Arthur, adding a test and branch to every shift is *not* acceptable from a performance point of view. It is furthermore not necessary in many cases where it is more or less trivial to prove statically that the shift amount is within the defined range, even if the compiler is unable to do so. Besides, whatever rules are defined for overflowing arithmetic or shifts, if it actually happens, the application will most likely malfunction regardless.
Mans, many shifts are by constant amounts, so the branches wouldn’t necessarily be happening all that often.
It would be nice if processors supported a comprehensive set of trapping math operations, including shifts, to reduce the overhead of sane semantics.
I was talking about variable shifts, should have made that more explicit.
There are many things it would be nice if processors could do. Until they actually do these things, we should not define languages (and certainly not the C language) in ways that rely on them for an efficient implementation.
In fact, I would argue that leaving the behaviour unspecified is a good thing as this allows us to create special tools, such as IOC, which trap these operations and warn us about them. The moment we give overflows defined semantics, programmers are free to use them intentionally, and such tools will cause perfectly valid programs to fail.
Mans, I agree that this is an obscure benefit of undefined behavior. Java, for example, mandates the shift-by-mod-32 behavior.
I remain unconvinced that very many real codes would suffer unduly from checked shifts. What kind of codes do you have in mind? Maybe I’ll hack IOC to check only shift amounts and we can see…
Software for any kind of data compression using variable-length codes comes to mind.
@Mans (14, 18): I dare you to find some real code that would be significantly slowed down by the requirement that (1 <31. I suspect that 99% of real code has constants on the RHS anyway, and at least 50% of the remainder uses explicit masks such as “x = (y << (z & 31))" which are trivial for the compiler to analyze. Finally, in order for the branch to cause a "significant" slowdown, you'd have to be doing the shift inside a tight loop — yet using a different shift amount each time, or else the branch would likely be hoisted out of the loop.
I know this argument sounds a lot like "Given a sufficiently smart compiler…", but as a compiler dev, none of the optimizations I wrote above sounds far-fetched. I do *have* some far-fetched pet ideas, such as a compiler that could understand "assert(0 < mask && mask <= 31);" as an optimization hint, but I don't think we need to invoke those ideas in order to deal with real-world shift code.
Arthur, did you read my last comment (18)? Decompressing huffman-coded (or any other variable-length-coded) data involves variable shifts in a tight loop.
You are probably right that the majority of shifts are constant, though I don’t think the ratio is quite as high as you suggest. In libavcodec about 1/3 of all shift statements are variable (I don’t know about runtime). Admittedly, libavcodec is probably higher than average in variable shifts (due to the compressed data handling), but it still serves as a data point.

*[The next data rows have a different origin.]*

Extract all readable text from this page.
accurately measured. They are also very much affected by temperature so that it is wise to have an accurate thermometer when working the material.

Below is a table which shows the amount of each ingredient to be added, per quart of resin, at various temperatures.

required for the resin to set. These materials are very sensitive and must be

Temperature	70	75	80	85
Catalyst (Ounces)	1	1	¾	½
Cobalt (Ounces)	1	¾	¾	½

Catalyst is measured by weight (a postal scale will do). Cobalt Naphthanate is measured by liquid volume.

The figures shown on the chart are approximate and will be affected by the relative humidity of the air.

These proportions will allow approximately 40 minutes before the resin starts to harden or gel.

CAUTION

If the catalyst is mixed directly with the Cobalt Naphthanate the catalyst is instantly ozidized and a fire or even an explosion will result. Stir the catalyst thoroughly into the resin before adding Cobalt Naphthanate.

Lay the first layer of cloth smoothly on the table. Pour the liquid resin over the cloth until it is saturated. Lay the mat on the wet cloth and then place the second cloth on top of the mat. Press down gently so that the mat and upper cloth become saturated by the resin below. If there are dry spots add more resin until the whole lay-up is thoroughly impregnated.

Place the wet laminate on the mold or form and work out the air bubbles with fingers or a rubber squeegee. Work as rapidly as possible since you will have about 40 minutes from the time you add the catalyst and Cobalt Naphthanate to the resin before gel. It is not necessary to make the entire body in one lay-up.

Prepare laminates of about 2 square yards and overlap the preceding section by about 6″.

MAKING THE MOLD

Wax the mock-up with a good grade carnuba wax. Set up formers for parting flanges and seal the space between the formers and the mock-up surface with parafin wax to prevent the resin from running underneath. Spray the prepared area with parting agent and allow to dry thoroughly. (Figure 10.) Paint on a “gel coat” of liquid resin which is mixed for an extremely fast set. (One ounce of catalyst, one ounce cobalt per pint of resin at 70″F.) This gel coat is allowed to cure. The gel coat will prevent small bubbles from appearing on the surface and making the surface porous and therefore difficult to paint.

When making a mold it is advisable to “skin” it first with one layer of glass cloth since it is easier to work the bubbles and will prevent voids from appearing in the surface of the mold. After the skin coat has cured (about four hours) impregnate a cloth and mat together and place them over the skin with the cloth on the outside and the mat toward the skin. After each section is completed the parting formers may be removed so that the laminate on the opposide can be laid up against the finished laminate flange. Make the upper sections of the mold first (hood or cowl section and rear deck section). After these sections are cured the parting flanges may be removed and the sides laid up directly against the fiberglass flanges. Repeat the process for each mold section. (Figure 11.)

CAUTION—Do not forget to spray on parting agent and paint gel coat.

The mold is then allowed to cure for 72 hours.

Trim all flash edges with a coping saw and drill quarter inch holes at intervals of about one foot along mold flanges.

You then state that most variable shifts would mask the amount to a valid range. Why on earth would anyone do that? Either you know that the value is safe and masking would have no effect, or you’ll get incorrect results regardless. Only in very special circumstances would you want to shift something by the low-order bits of a large value.
As for smart compilers, modern ones do understand assert-like hints.